Similar language was used for Jawl Development’s Douglas and Pandora property, as well as the upcoming additions to Dockside Green in Vic West. Dockside’s agreement seems to be explicitly about homeless Victorians. Anyone who “loiters or appears to be asleep or unconscious or erects a tent, shelter or other type of structure or accommodation” may be barred or ejected from Dockside’s public areas.

I asked the City about the reasons for these agreements last week, and they’ve promised to get back to me. As of now, I don’t know why they chose the words and conditions they did, but the City is responsible for those choices, and for the erosion of what otherwise could have been a public space.

The “Central Public Plaza” at Capital Park. Image source: City of Victoria Planning and Land Use Committee.
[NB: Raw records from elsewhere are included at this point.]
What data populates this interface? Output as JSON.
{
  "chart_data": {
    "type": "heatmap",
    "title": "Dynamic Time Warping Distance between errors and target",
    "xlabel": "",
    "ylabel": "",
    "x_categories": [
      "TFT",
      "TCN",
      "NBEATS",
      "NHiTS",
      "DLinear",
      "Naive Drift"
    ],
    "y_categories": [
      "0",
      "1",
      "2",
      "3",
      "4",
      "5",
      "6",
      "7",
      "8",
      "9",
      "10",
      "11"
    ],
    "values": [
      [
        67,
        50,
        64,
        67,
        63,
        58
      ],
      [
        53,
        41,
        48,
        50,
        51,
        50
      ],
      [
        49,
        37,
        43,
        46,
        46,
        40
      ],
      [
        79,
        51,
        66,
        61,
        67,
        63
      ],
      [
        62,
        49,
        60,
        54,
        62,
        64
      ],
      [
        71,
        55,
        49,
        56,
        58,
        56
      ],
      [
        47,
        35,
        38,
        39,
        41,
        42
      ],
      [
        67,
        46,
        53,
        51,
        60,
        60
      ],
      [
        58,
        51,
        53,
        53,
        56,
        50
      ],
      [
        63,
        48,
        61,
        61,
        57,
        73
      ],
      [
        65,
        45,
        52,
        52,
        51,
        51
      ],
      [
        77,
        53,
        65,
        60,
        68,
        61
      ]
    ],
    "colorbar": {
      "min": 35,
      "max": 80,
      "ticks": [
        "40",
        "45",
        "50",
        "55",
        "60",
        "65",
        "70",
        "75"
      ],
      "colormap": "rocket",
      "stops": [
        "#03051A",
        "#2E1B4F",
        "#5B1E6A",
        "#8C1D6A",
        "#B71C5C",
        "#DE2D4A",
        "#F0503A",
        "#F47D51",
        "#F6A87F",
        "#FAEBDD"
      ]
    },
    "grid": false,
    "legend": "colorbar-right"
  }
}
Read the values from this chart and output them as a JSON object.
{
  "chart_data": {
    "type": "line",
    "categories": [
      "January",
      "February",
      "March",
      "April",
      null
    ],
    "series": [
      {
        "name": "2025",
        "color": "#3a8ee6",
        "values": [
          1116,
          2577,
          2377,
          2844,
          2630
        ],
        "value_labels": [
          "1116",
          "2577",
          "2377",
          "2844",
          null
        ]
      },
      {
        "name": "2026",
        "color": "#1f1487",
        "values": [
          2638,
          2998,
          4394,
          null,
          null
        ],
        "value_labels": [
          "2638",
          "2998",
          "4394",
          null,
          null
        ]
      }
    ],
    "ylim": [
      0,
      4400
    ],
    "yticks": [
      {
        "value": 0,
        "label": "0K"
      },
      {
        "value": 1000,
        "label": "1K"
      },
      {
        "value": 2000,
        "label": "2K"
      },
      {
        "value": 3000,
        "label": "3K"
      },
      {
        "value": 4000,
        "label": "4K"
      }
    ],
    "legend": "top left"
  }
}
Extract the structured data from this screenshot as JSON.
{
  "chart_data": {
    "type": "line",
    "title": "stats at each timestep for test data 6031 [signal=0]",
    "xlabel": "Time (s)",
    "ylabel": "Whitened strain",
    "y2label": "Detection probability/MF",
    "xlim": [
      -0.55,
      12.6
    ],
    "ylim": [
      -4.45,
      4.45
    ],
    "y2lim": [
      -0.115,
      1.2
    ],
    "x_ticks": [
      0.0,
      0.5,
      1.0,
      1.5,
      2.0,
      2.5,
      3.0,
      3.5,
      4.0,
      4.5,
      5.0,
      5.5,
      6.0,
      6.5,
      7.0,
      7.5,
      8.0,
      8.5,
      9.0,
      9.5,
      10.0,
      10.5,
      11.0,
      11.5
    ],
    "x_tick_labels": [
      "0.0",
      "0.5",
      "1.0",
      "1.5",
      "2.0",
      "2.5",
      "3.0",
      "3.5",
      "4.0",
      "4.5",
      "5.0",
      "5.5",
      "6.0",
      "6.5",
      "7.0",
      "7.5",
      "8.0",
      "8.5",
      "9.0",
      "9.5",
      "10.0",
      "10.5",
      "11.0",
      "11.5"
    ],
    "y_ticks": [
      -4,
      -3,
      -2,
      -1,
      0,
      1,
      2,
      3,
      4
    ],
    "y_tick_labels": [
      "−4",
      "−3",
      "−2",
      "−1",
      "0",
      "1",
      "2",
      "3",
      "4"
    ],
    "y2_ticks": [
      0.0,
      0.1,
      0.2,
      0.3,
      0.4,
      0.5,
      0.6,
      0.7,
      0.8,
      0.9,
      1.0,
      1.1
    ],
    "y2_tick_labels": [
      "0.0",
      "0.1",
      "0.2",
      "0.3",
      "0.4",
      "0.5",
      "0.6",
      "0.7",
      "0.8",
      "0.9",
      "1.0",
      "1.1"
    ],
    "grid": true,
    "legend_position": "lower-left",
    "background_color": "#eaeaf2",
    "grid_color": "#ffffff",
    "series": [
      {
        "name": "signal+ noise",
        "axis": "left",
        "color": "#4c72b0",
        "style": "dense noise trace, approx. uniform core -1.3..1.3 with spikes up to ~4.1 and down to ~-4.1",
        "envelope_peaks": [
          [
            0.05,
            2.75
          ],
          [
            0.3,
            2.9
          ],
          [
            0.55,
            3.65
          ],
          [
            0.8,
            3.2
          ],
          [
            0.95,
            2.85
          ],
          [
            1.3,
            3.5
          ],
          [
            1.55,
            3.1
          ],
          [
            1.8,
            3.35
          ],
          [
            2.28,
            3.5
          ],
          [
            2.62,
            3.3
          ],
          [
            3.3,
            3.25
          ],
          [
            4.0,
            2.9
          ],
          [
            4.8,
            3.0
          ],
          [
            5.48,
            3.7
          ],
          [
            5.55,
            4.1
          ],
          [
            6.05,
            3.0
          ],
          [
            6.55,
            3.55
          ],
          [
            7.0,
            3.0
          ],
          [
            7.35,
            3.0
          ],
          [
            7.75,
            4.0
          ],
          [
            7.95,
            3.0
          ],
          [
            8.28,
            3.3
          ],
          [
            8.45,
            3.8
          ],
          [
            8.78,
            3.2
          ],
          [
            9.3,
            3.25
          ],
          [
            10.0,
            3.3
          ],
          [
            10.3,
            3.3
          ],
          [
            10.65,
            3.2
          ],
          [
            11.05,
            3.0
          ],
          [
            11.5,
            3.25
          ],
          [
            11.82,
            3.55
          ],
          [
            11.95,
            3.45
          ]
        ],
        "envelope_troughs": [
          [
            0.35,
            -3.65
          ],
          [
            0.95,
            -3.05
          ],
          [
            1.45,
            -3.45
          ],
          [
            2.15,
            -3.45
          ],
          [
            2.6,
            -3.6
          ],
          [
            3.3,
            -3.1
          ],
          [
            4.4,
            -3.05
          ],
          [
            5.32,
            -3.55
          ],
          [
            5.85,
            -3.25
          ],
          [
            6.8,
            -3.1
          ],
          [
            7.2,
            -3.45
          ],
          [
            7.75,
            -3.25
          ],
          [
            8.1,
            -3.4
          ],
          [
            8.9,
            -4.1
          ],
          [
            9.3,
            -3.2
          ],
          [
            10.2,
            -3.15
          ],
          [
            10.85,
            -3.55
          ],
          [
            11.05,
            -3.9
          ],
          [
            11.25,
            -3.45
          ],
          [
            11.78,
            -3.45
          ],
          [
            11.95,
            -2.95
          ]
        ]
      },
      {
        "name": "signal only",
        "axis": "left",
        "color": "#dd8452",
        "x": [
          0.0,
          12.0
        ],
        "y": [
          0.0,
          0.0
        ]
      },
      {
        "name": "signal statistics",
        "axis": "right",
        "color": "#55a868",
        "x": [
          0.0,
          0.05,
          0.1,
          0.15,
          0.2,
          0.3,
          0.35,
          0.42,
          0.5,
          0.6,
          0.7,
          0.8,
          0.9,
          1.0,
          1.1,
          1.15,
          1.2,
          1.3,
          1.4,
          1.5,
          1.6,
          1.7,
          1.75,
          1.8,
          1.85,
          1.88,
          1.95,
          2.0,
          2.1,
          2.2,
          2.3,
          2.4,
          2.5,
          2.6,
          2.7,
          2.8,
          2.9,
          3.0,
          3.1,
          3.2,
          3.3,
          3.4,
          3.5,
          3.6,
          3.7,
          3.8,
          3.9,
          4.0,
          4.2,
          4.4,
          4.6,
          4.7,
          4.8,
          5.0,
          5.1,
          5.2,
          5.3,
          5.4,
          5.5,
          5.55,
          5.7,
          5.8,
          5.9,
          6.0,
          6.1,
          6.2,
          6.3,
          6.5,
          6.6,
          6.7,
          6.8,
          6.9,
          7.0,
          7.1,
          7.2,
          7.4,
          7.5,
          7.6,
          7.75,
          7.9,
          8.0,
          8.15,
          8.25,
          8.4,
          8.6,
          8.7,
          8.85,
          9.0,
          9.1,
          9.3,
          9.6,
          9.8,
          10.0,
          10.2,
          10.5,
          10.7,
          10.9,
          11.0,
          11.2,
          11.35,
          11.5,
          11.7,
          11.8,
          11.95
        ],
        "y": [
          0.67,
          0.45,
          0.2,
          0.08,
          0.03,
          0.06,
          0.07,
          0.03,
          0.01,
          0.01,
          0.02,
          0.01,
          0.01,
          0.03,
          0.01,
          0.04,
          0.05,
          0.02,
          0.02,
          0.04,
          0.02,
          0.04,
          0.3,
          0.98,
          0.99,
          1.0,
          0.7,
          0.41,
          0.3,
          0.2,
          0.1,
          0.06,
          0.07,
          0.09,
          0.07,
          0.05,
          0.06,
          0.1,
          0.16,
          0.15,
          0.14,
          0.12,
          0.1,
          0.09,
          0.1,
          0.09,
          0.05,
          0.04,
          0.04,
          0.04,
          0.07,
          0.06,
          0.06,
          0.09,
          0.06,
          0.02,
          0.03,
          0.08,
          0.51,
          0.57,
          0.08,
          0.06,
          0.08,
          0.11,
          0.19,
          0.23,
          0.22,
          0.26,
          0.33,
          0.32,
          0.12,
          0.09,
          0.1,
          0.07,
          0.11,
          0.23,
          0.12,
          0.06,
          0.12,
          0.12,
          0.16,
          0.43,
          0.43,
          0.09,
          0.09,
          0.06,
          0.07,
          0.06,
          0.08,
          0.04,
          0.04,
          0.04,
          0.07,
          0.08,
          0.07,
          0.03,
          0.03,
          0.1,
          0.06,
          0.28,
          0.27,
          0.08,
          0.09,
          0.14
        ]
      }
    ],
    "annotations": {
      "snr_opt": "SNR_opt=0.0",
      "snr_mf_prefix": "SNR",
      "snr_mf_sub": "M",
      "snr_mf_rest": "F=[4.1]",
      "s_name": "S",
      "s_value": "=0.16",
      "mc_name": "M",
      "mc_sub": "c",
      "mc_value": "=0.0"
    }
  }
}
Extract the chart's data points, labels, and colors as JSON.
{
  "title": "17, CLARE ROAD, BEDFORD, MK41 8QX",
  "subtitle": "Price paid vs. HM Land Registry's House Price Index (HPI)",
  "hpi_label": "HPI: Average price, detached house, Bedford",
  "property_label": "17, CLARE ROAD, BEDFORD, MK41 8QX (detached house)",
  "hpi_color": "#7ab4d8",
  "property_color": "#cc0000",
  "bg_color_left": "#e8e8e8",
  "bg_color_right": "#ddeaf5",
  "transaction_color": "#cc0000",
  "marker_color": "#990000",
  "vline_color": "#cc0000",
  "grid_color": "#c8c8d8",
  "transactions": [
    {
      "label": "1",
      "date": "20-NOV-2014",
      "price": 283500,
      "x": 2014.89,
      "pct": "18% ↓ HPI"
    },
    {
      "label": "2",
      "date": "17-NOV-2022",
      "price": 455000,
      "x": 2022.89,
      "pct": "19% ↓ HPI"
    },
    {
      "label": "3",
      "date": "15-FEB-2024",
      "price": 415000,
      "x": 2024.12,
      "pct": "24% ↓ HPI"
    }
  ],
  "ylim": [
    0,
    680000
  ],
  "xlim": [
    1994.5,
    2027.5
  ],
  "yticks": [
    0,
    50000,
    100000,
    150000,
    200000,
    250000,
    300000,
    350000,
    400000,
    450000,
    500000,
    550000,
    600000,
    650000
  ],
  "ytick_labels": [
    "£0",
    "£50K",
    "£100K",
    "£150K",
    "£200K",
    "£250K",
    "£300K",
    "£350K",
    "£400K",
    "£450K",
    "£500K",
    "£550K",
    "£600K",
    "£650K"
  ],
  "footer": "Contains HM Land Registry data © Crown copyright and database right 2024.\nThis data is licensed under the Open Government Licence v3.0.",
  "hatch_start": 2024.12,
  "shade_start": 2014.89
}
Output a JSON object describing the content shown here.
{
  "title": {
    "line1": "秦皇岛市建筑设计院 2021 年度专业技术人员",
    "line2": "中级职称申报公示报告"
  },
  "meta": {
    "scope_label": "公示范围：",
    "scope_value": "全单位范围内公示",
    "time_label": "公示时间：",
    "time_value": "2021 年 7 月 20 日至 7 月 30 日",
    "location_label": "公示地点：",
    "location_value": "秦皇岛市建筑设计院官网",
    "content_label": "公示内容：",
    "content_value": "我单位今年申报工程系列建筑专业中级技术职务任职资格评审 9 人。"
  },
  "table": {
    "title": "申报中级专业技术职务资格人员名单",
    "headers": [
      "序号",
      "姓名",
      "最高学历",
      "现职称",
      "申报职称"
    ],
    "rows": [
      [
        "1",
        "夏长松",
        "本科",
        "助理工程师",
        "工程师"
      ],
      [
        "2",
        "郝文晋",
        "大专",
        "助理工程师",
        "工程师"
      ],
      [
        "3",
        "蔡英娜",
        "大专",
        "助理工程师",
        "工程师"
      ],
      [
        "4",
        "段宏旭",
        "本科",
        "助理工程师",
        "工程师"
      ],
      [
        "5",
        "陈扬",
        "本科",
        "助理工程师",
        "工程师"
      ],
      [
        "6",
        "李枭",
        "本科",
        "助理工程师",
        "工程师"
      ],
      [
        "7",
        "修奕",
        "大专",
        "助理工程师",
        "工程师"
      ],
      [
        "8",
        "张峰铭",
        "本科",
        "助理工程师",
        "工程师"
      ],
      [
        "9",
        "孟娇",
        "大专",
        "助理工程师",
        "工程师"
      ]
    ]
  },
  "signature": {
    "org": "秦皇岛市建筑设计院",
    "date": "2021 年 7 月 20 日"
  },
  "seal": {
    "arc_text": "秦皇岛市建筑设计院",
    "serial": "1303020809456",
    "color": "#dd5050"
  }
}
The “Central Public Plaza” at Capital Park. Image source: City of Victoria Planning and Land Use Committee.

Welcome to James Bay
The fake public space of Capital Park and its new library will be in a neighbourhood that hasn’t always been the friendliest to Victoria’s homeless population. In 2015, the James Bay Neighbourhood Association (JBNA) called for a camping ban in “all the parks in James Bay, with the exception of Beacon Hill, which is shared with Fairfield.” According to the Times Colonist, the City also removed hedges from James Bay’s Irving Park over ten years ago, “to deter overnight camping.”

Chalk at James Bay’s Irving Park in 2016 says “No Camping!”

Chalk at James Bay’s Irving Park in 2016 says “No Camping!”

One James Bay resident contacted the City about the Capital Park development because they were nervous that “the plazas and associated green space” could result in “homeless people sleeping or camping in public places.” And at least one respondent to a survey about the new library had similar concerns. They thought that the “comfortable seating, warmth & a hygienically clean environment / amenities” might be “vulnerable to those with substance addictions, social maladjustment problems and who otherwise are homeless / vagrants.”

They shouldn’t worry too much, though. In addition to the City’s support for sleeping restrictions in the plaza, the entire development was designed for “24 hour … surveillance of the public courtyards” — by office workers during the day, and by residents at night — to support the City’s “crime prevention” policy. People will be watching the plaza at all times.

JBNA president Marg Gardiner thinks the new library “will provide the community with a public space where each resident is equal and can use it.”

Maybe, when people are inside. When they step outside and into the plaza, it could be a different story.